El  experimento con psicópatas diagnosticados

Tiempo después, la investigadora decidió replicar el experimento, pero esta vez, con psicópatas diagnosticados clínicamente que residían en una prisión de máxima seguridad.

Los resultados

Como se esperaban, los resultados fueron los mismos, corroborando la hipótesis inicial, pero en este caso, hubo un añadido. Los psicópatas que evaluaron a las personas andando por los pasillos, fueron capaces de especificar (a diferencia del grupo de estudiantes), que la vulnerabilidad la percibían justamente por la forma de andar, y no por otros factores.

 

¿Psicópatas como detectores de mentiras?

Kevin Dutton, doctorado en psicología y miembro de la Royal Society of Medicine, así como investigador en la Universidad de Oxford, después de observar los resultados que se obtuvieron en los experimentos anteriormente tratados, propuso una nueva aproximación al tema. La idea le surgió cuando estando en un aeropuerto, se encontró con un compañero suyo con el que  comentó de forma desenfadada, cuan nerviosa se pone la gente cuando debe pasar por los detectores, aunque no escondan nada.

Fue aquí cuando Dutton se preguntó, si un psicópata podría hacer un bien a la sociedad, trabajando, por ejemplo, en aeropuertos para detectar gente “vulnerable”; o lo que es lo mismo, personas que están intentando esconder algo.

El experimento

Dutton seleccionó a 30 estudiantes universitaros, la mitad de los cuales habían puntuado alto en la Escala autocumplimentada de psicopatía, y la otra mitad bajo.

Por otro lado, había cinco personas (amigos del investigador) que debían entrar por una puerta, y salir por la otra, cruzando de este modo toda la clase. De estos cinco había siempre uno que llevaba un pañuelo rojo.
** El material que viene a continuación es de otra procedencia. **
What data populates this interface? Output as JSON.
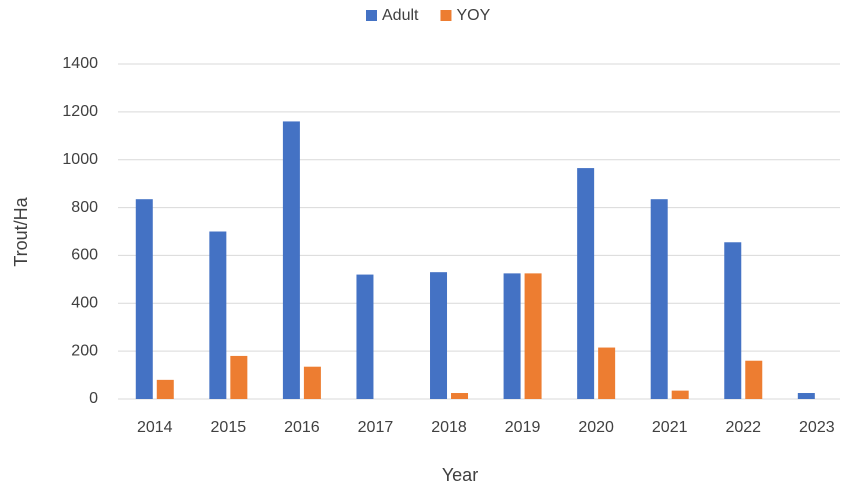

Para aumentar la motivación de los impostores (los que llevan el pañuelo rojo), y el esfuerzo por pasar desapercibidos, el investigador daba 100 libras (unos 123 euros) a los propietarios del pañuelo. De este modo, si conseguía pasar sin ser detectado, podría quedárselos.

Los resultados

El mismo investigador (Kevin Dutton) quedó impresionado con los resultados:

Más del 70% de los que puntuaban muy alto en la Escala de Informe de psicopatía detectaron correctamente a la persona que escondía el pañuelo. Frente al 30% de los que puntuaron bajo.

“Caballeros, les ruego que no miren. No va a ser bonito.”

 

 Cita de Marcel Petiot,  más conocido como “Dr. Muerte”, justo antes de ser ejecutado en la guillotina (26 de mayo de 1946).

Notas del Autor:

Fuentes: La información acerca de los experimentos ha sido recopilada del libro: “La sabiduría de los psicópatas” de Kevin Dutton.